Depois de assignarem, o snr. dr. Summavielle tomando a palavra agradece as saudações da camara presente feitas pelo snr. P.e José e podia garantir que os interesses do município iam ser salvaguardados de conformidade com as aspirações ali votadas por sua exª, pois isso eram aspirações do partido republicano, de ha muito, e para isso foi também que o admirável povo de Lisboa acabava de dar a vida nas ruas da sua heroica cidade.
Os vivas á Republica, á Patria, á Commissão Municipal Republicana, ao Povo de Lisboa, eram delirantemente correspondidos.
Parecia que nesta occasião a alma popular era differente, como depois duma operação feliz se sente num bem-estar todo o enfermo atormentado por longa doença.
Como a sala não podia conter todos os cidadãos, pois que a maioria estava no largo, o snr. dr. Summavielle pediu licença de fazer a proclamação da Republica das varandas do edificio.
Ao seu apparecimento na varanda, o director d’ «O Desforço» levantou-lhe vivas, assim como ao exercito, á Patria e á Republica. E ao ver aparecer o primeiro-sargento da armada, reformado, o snr. Jeronymo Nunes Pereira, levantou tambem vivas á marinha portugueza, seccundados e correspondidos por toda a multidão.

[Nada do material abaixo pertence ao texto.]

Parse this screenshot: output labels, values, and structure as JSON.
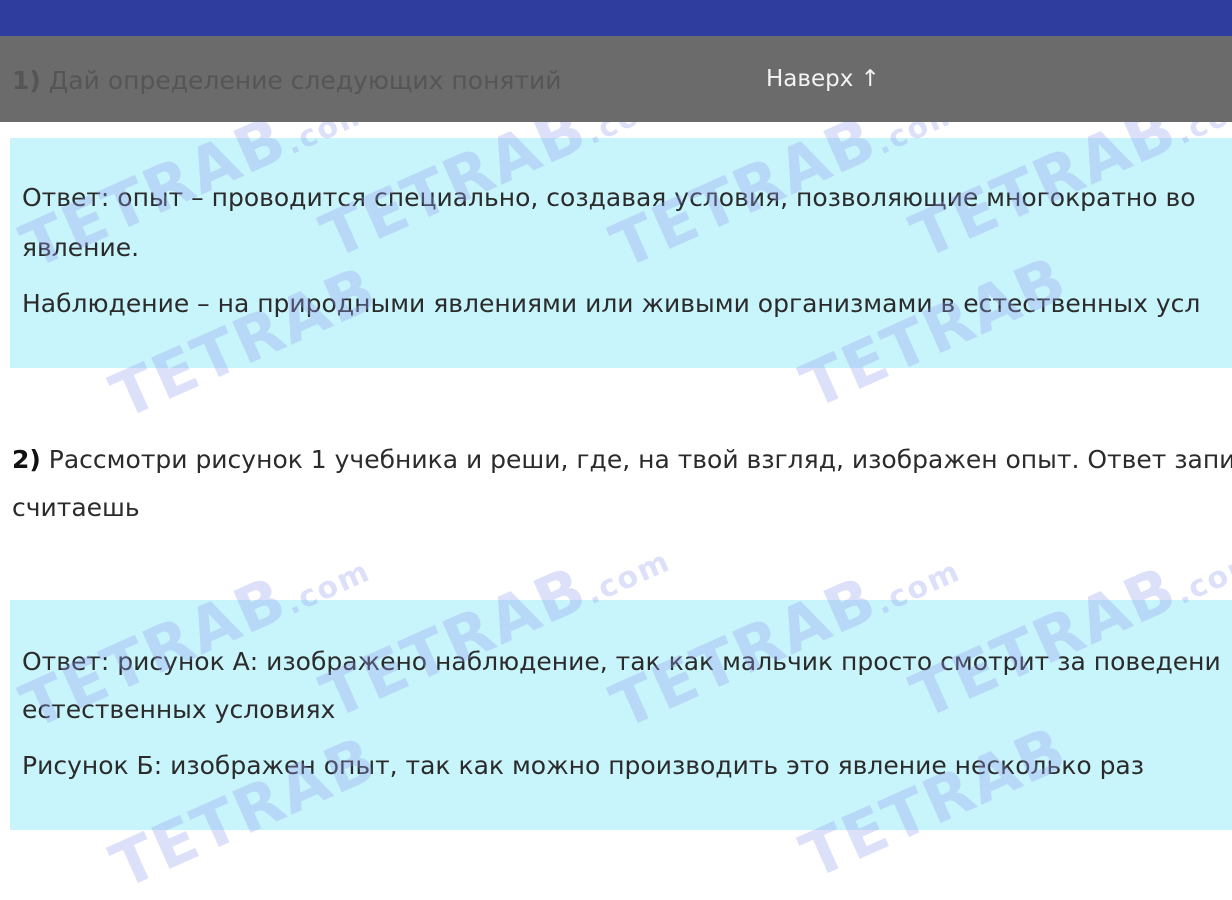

A proclamação do Dr. José Summavielle Soares numa das varandas dos Paços do Concelho, foi do seguinte teor:

Cidadãos!
Em nome da Commissão que vem de ser investida na administração municipal, cabe-me a honra de proclamar a Republica neste concelho.
E, devo dizer-vos, proclamo-a profundamente comovido, porque vejo enfim realizada a aspiração mais ardente do meu coração de patriota.
Cidadãos:
Para derrubar a ominosa dynastia de Bragança e fazer triumphar a sagrada bandeira da Republica foi preciso verter-se, em combates verdadeiramente épicos, o sangue de muitos portuguezes.
Glorifiquemos esse sangue, abraçando, confiantes, as novas instituições republicanas e empenhando todo o nosso civismo na construcção d’uma Patria nova, dignificada e prospera.
Viva a Republica Portugueza!
Viva a Marinha de Guerra!
Viva o exercito!
Viva o grande, o nobre, o heroico povo de Lisboa!

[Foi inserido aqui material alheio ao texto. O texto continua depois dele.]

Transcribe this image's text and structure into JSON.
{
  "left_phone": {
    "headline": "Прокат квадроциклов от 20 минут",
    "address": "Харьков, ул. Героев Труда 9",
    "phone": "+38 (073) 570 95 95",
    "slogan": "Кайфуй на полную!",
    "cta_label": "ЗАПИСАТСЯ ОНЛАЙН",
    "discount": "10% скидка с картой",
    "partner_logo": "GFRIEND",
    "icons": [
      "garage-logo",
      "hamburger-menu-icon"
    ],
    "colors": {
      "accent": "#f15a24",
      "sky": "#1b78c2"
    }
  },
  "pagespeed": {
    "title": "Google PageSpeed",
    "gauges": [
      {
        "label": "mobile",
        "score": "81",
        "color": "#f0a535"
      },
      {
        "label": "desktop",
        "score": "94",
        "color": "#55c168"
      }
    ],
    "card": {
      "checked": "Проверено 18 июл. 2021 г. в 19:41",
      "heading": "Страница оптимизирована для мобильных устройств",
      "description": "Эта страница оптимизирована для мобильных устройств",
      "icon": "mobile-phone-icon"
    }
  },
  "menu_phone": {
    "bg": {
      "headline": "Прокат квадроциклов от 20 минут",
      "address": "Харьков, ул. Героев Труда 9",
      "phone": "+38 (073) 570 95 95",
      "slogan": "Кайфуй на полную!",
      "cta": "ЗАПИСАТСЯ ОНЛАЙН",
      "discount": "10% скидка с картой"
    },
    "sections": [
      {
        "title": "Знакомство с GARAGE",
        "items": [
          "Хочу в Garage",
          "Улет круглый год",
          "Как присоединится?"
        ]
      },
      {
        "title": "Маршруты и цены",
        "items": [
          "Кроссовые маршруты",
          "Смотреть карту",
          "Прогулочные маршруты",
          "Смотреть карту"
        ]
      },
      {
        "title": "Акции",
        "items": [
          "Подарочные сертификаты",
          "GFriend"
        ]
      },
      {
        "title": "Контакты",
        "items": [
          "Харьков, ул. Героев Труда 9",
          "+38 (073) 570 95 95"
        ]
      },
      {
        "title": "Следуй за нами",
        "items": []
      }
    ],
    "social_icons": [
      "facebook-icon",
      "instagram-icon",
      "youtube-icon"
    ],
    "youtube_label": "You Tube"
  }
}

O semanário republicano de Artur Pinto Bastos continua a sua descrição sobre a proclamação da República em Fafe, em 9 de Outubro:

Custava a restabelecer o silencio. Mas feito elle o illustre candidato do nosso partido fez a proclamação da Republica no theor impresso na nossa primeira pagina.
A multidão rompeu numa salva de palmas e com vivas enthusiasticos á Republica Portugueza, por entre os sons das musicas que continuadamente repetiam o hymno provisorio da nação – «A Portugueza».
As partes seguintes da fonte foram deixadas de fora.